Unleashing Vision-Language Semantics for Deepfake Video Detection¶

Conference: CVPR 2026 arXiv: 2603.24454 Code: https://github.com/mala-lab/VLAForge Area: Face Understanding / Deepfake Detection Keywords: Deepfake Detection, Vision-Language Alignment, CLIP, Attention Module, Identity-Aware

TL;DR¶

This paper proposes VLAForge, which employs a ForgePerceiver to independently learn diverse forgery cues and forgery localization maps, and integrates an identity-aware Vision-Language Alignment (VLA) scoring mechanism to unleash the cross-modal semantic potential of VLMs for enhanced deepfake video detection, achieving comprehensive state-of-the-art performance across 9 datasets.

Background & Motivation¶

Background: Deepfake video detection (DFD) aims to determine the authenticity of facial videos. Conventional approaches primarily focus on detecting spatial artifacts or temporal inconsistencies. Recently, methods based on pre-trained vision-language models (VLMs) such as CLIP have attracted growing attention due to their strong generalization capability.
Limitations of Prior Work: Existing VLM-based methods enhance the visual encoder itself through adapter tuning, bias correction, or spatiotemporal modeling, while overlooking the most distinctive advantage of VLMs—the rich vision-language semantics embedded in the latent space. These methods exploit only unimodal visual features, failing to leverage the discriminative potential of cross-modal semantics.
Key Challenge: The visual encoder of a VLM learns to understand semantic objects in images during pre-training, rather than to detect forgery artifacts.

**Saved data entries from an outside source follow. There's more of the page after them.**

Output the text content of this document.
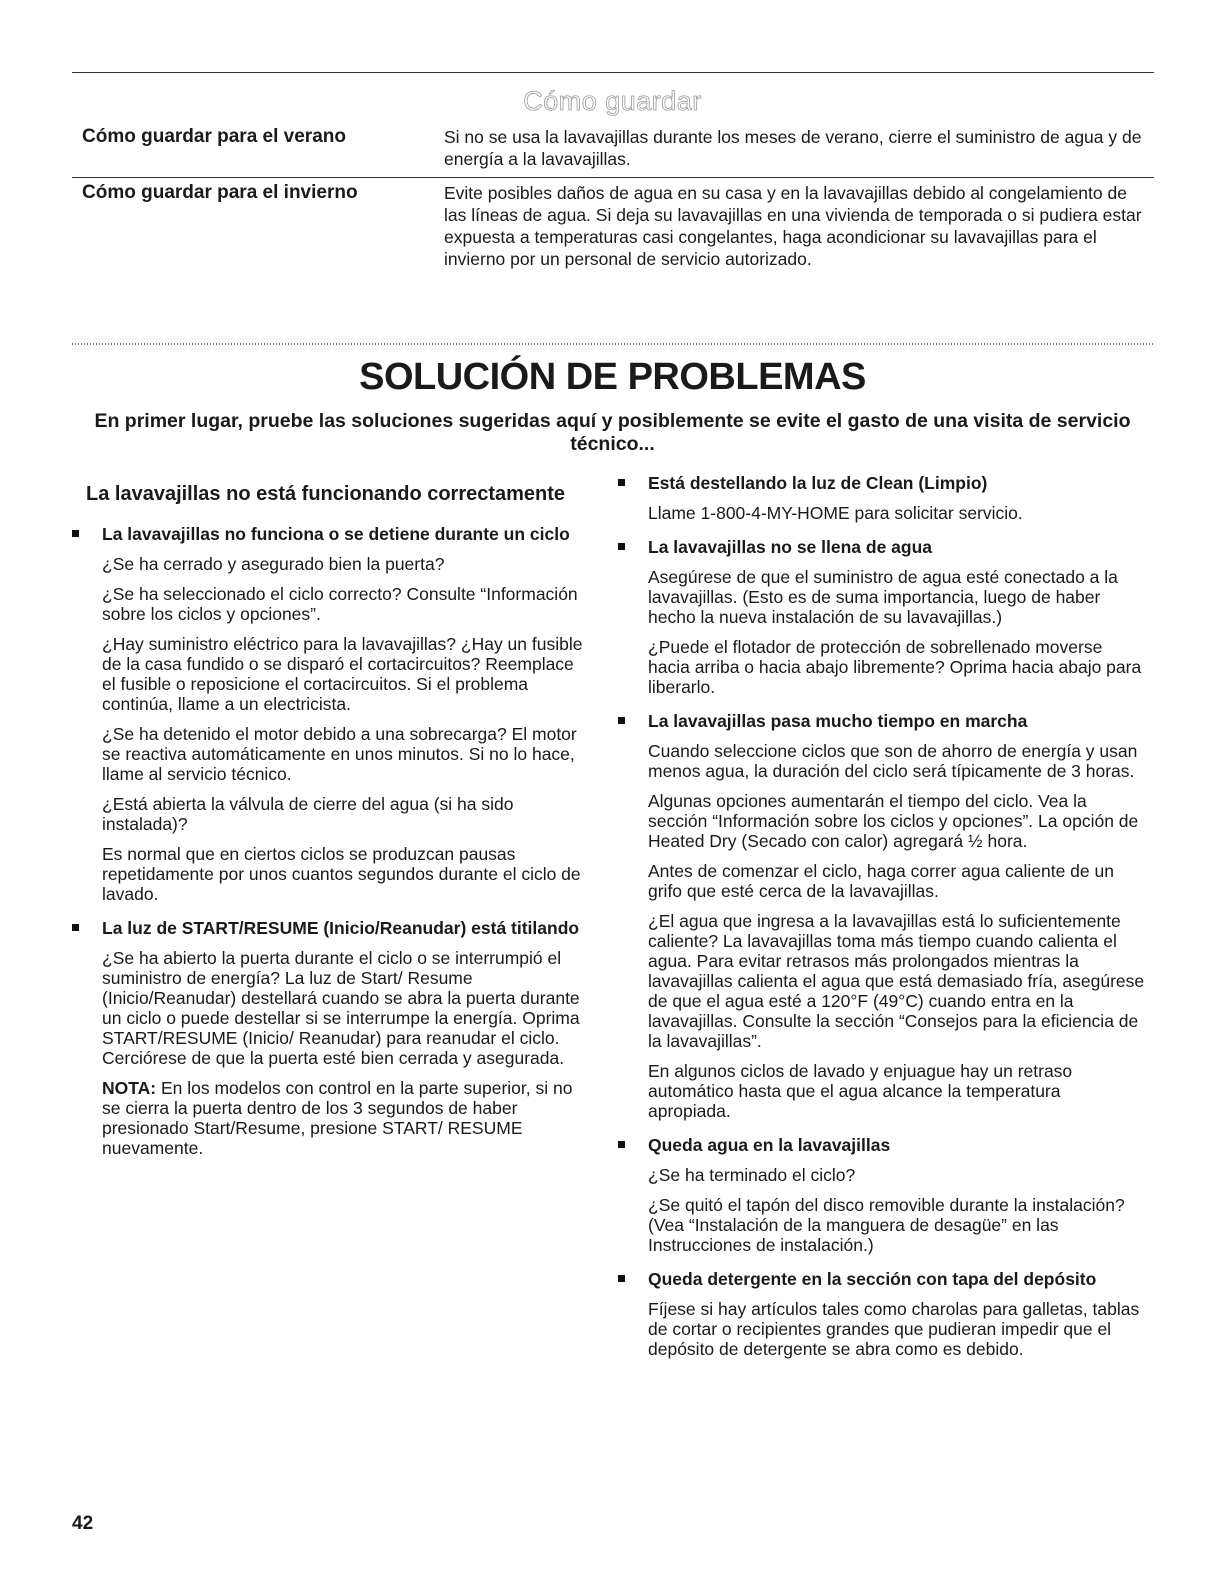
Cómo guardar
Cómo guardar para el verano	Si no se usa la lavavajillas durante los meses de verano, cierre el suministro de agua y de energía a la lavavajillas.
Cómo guardar para el invierno	Evite posibles daños de agua en su casa y en la lavavajillas debido al congelamiento de las líneas de agua. Si deja su lavavajillas en una vivienda de temporada o si pudiera estar expuesta a temperaturas casi congelantes, haga acondicionar su lavavajillas para el invierno por un personal de servicio autorizado.
SOLUCIÓN DE PROBLEMAS
En primer lugar, pruebe las soluciones sugeridas aquí y posiblemente se evite el gasto de una visita de servicio técnico...
La lavavajillas no está funcionando correctamente
La lavavajillas no funciona o se detiene durante un ciclo
¿Se ha cerrado y asegurado bien la puerta?
¿Se ha seleccionado el ciclo correcto? Consulte “Información sobre los ciclos y opciones”.
¿Hay suministro eléctrico para la lavavajillas? ¿Hay un fusible de la casa fundido o se disparó el cortacircuitos? Reemplace el fusible o reposicione el cortacircuitos. Si el problema continúa, llame a un electricista.
¿Se ha detenido el motor debido a una sobrecarga? El motor se reactiva automáticamente en unos minutos. Si no lo hace, llame al servicio técnico.
¿Está abierta la válvula de cierre del agua (si ha sido instalada)?
Es normal que en ciertos ciclos se produzcan pausas repetidamente por unos cuantos segundos durante el ciclo de lavado.
La luz de START/RESUME (Inicio/Reanudar) está titilando
¿Se ha abierto la puerta durante el ciclo o se interrumpió el suministro de energía? La luz de Start/ Resume (Inicio/Reanudar) destellará cuando se abra la puerta durante un ciclo o puede destellar si se interrumpe la energía. Oprima START/RESUME (Inicio/ Reanudar) para reanudar el ciclo. Cerciórese de que la puerta esté bien cerrada y asegurada.
NOTA: En los modelos con control en la parte superior, si no se cierra la puerta dentro de los 3 segundos de haber presionado Start/Resume, presione START/ RESUME nuevamente.
Está destellando la luz de Clean (Limpio)
Llame 1-800-4-MY-HOME para solicitar servicio.
La lavavajillas no se llena de agua
Asegúrese de que el suministro de agua esté conectado a la lavavajillas. (Esto es de suma importancia, luego de haber hecho la nueva instalación de su lavavajillas.)
¿Puede el flotador de protección de sobrellenado moverse hacia arriba o hacia abajo libremente? Oprima hacia abajo para liberarlo.
La lavavajillas pasa mucho tiempo en marcha
Cuando seleccione ciclos que son de ahorro de energía y usan menos agua, la duración del ciclo será típicamente de 3 horas.
Algunas opciones aumentarán el tiempo del ciclo. Vea la sección “Información sobre los ciclos y opciones”. La opción de Heated Dry (Secado con calor) agregará ½ hora.
Antes de comenzar el ciclo, haga correr agua caliente de un grifo que esté cerca de la lavavajillas.
¿El agua que ingresa a la lavavajillas está lo suficientemente caliente? La lavavajillas toma más tiempo cuando calienta el agua. Para evitar retrasos más prolongados mientras la lavavajillas calienta el agua que está demasiado fría, asegúrese de que el agua esté a 120°F (49°C) cuando entra en la lavavajillas. Consulte la sección “Consejos para la eficiencia de la lavavajillas”.
En algunos ciclos de lavado y enjuague hay un retraso automático hasta que el agua alcance la temperatura apropiada.
Queda agua en la lavavajillas
¿Se ha terminado el ciclo?
¿Se quitó el tapón del disco removible durante la instalación? (Vea “Instalación de la manguera de desagüe” en las Instrucciones de instalación.)
Queda detergente en la sección con tapa del depósito
Fíjese si hay artículos tales como charolas para galletas, tablas de cortar o recipientes grandes que pudieran impedir que el depósito de detergente se abra como es debido.
42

When directly applied to DFD, attention tends to be distributed over objects irrelevant to forgery. Meanwhile, manipulated facial regions often exhibit diverse and heterogeneous low-level artifacts (boundary inconsistencies, texture distortions), which are difficult for semantics-oriented VLM visual encoders to effectively capture.
Goal: (1) How to enhance the VLM's visual perception of forgery artifacts without disrupting its pre-trained knowledge? (2) How to exploit the VLM's intrinsic vision-language alignment to provide complementary fine-grained discriminative cues?
Key Insight: By injecting identity priors into text prompts, the visual-text alignment is adapted into a more fine-grained form, enabling the model to capture authenticity cues tailored to each individual.
Core Idea: A standalone ForgePerceiver learns diverse forgery cues to modulate VLM visual tokens, while identity-prior-enhanced text prompts unleash the VLM's cross-modal semantics for patch-level authenticity judgment. The two branches are fused to achieve global and local discrimination.

Method¶

Overall Architecture¶

VLAForge is built upon CLIP and comprises two core components: ForgePerceiver and Identity-Aware VLA Scoring. ForgePerceiver serves as an independent visual forgery learner for the VLM, generating forgery-aware masks to modulate the VLM's class token (global discrimination) and outputting forgery localization maps (local cues). Identity-Aware VLA Scoring constructs identity-prior-enhanced text prompts, computes patch-level VLA attention maps, and fuses them with the forgery localization maps to produce local authenticity scores. The final authenticity score is a weighted combination of the global and local branches.

Key Designs¶

ForgePerceiver — Forgery-Aware Mask Learning:
- Function: Independently learns diverse forgery cues from the VLM and modulates the VLM's global representation via masks.
- Mechanism: A lightweight ViT processes visual tokens \(\mathbf{V}\) and learnable query tokens \(\mathbf{Q}\) from the VLM. \(H\) groups of per-head forgery-aware masks are computed via the similarity between queries and visual features: \(\mathcal{M}_i = \hat{\mathbf{Q}} \hat{\mathbf{V}}_i^\top\). To ensure different queries capture complementary artifact priors, an orthogonality constraint \(\mathcal{L}_{orth}\) is imposed on query-level masks. The resulting masks are injected as attention biases into the VLM visual encoder's self-attention: \(\mathbf{z}_j^{(l)} = \text{softmax}(\frac{\mathbb{Q}_j^{(l)} \mathbb{K}_P^{\top(l)}}{\sqrt{d}} + \mathcal{M}_{i,j}) \mathbb{V}_P^{(l)}\), guiding the class token to accumulate more forgery-relevant semantics.
- Design Motivation: The original VLM class token is insensitive to subtle forgery artifacts. Modulating the attention distribution with diverse forgery-aware masks enables the class token to capture forgery information from multiple complementary perspectives, while preserving pre-trained VLM knowledge since ForgePerceiver operates independently.
ForgePerceiver — Forgery Localization:
- Function: Generates coarse-grained region-aware forgery localization maps to provide spatial guidance.
- Mechanism: Visual tokens are projected into a task-adaptive space via another projection function \(g_3(\cdot)\). Query-level localization maps are computed and aggregated through a convolutional head: \(\mathbf{M}_{loc} = h([\tilde{\mathcal{M}}_1, \ldots, \tilde{\mathcal{M}}_q])\). An MSE loss supervises the maps against ground-truth forgery masks.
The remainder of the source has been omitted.